这段时间里,他一直默默祈祷着家里能够平平安安,同时也暗自揣测父亲是否因为节省钱财而没有给他写信回复。
就在沈丘渐渐放下心来、以为家中一切无恙之时,一封来自荆门县的家书又让他的心悬了起来。
当沈丘缓缓将信封拆开,看清家书上所写的内容时,一股寒意瞬间从脊梁骨上升起,他的脸色也由最初的震惊逐渐变得毫无血色,宛如一张惨白的纸张。
只见信纸上简简单单地写着几个触目惊心的大字:“汝父已然病危,望子速归。”
这寥寥数语却犹如重锤一般狠狠地砸在了沈丘的心头,让他几乎无法呼吸。
他实在想不通,父亲正值壮年,平日里身体也一向健康,从未听闻有何病痛缠身,怎会突然间就病危了呢?
更令沈丘心急如焚的是,这封书信竟是十日之前寄出的!
也就是说,距离此刻已经过去了整整十天之久。
在这十天当中,父亲的病情究竟是有所好转还是持续恶化?这些未知像无数只蚂蚁啃噬着他的内心,让他坐立难安。
此时此刻,沈丘觉得自己在学院里多待一刻都是一种煎熬。
于是他毫不犹豫地起身去寻找兵学院副院长,连与同寝室的好友打声招呼的时间都顾不上。
在向副院长说明情况并成功请得假期后,沈丘立刻赶到驿馆,找了一家比较顺路的商旅,往荆门县而去。

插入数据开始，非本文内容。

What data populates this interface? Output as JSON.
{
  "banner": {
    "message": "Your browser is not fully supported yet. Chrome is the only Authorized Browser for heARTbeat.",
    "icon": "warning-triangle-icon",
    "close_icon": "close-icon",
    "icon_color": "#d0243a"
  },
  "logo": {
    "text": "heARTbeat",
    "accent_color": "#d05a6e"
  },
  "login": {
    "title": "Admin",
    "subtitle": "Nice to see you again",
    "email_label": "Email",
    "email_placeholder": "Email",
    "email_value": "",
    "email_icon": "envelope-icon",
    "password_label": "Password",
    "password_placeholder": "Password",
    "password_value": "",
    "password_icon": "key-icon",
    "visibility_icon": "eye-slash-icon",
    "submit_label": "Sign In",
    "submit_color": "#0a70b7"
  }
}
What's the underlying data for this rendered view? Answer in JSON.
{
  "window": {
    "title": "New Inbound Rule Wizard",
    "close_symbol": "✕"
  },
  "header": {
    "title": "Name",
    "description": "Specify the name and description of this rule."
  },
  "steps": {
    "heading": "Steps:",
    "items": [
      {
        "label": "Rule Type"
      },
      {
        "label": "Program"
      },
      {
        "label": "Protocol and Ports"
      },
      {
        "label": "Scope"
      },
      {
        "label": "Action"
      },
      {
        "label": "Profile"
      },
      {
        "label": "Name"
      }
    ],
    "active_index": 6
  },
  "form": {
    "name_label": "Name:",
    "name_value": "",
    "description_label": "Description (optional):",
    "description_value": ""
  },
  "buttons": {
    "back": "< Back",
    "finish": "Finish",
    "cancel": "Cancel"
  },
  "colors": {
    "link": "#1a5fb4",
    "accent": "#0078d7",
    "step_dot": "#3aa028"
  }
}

当沈丘一路疾行赶回到荆门县的时候已经是半个月之后了。
沈丘的家坐落在荆门县外春风里那座宁静祥和的望山村之中。
这座村落中的村民大多与沈丘的父母有着相似的身世背景,他们皆是奴隶出身。
十几年前,这些曾经身为奴隶之人在获得自由并成为国人后,皆受官府之命来到这片区域开垦荒地、落地生根。
随着时间流逝,此处逐渐汇聚成一个村落,并因村后那座高耸入云、令人充满向往的山峰而得名望山村。
当沈丘风尘仆仆地踏入望山村时,他的身影瞬间吸引了众多村民的目光。
在望山村村民们的记忆深处,这位少年给他们留下了难以磨灭的印象。
毕竟,沈丘乃是从这个小小的村落走出去的第一只“金凤凰”。
数年前,当沈丘考入章华学宫的时候,整个望山村都为之沸腾。
村民们纷纷向老沈家投来艳羡的目光,都认为老沈家日后必定飞黄腾达!
然而世事难料,谁能想到如今竟会发生如此变故,着实令人惋惜不已。
“沈丘啊,你可算回来啦!”就在沈丘刚刚迈进望山村不久,便有眼尖的村民瞧见了他,并迅速将这个好消息传递给了村长。
没过多久,心急如焚、归心似箭的沈丘便与闻讯赶来的村长不期而遇。
“老村长!我父亲到底怎么样了?”沈丘一见到老村长,便三步并作两步地冲上前去,满脸焦急之色,声音都带着一丝颤抖。
只见那老村长先是沉默片刻,然后抬起头来,眼神复杂地看了一眼面前心急如焚的沈丘,紧接着深深地叹了一口气:
“唉……”这长长的叹息声仿佛一道重锤,狠狠地砸在了沈丘的心头,让他原本就高悬的心瞬间沉入了无底深渊。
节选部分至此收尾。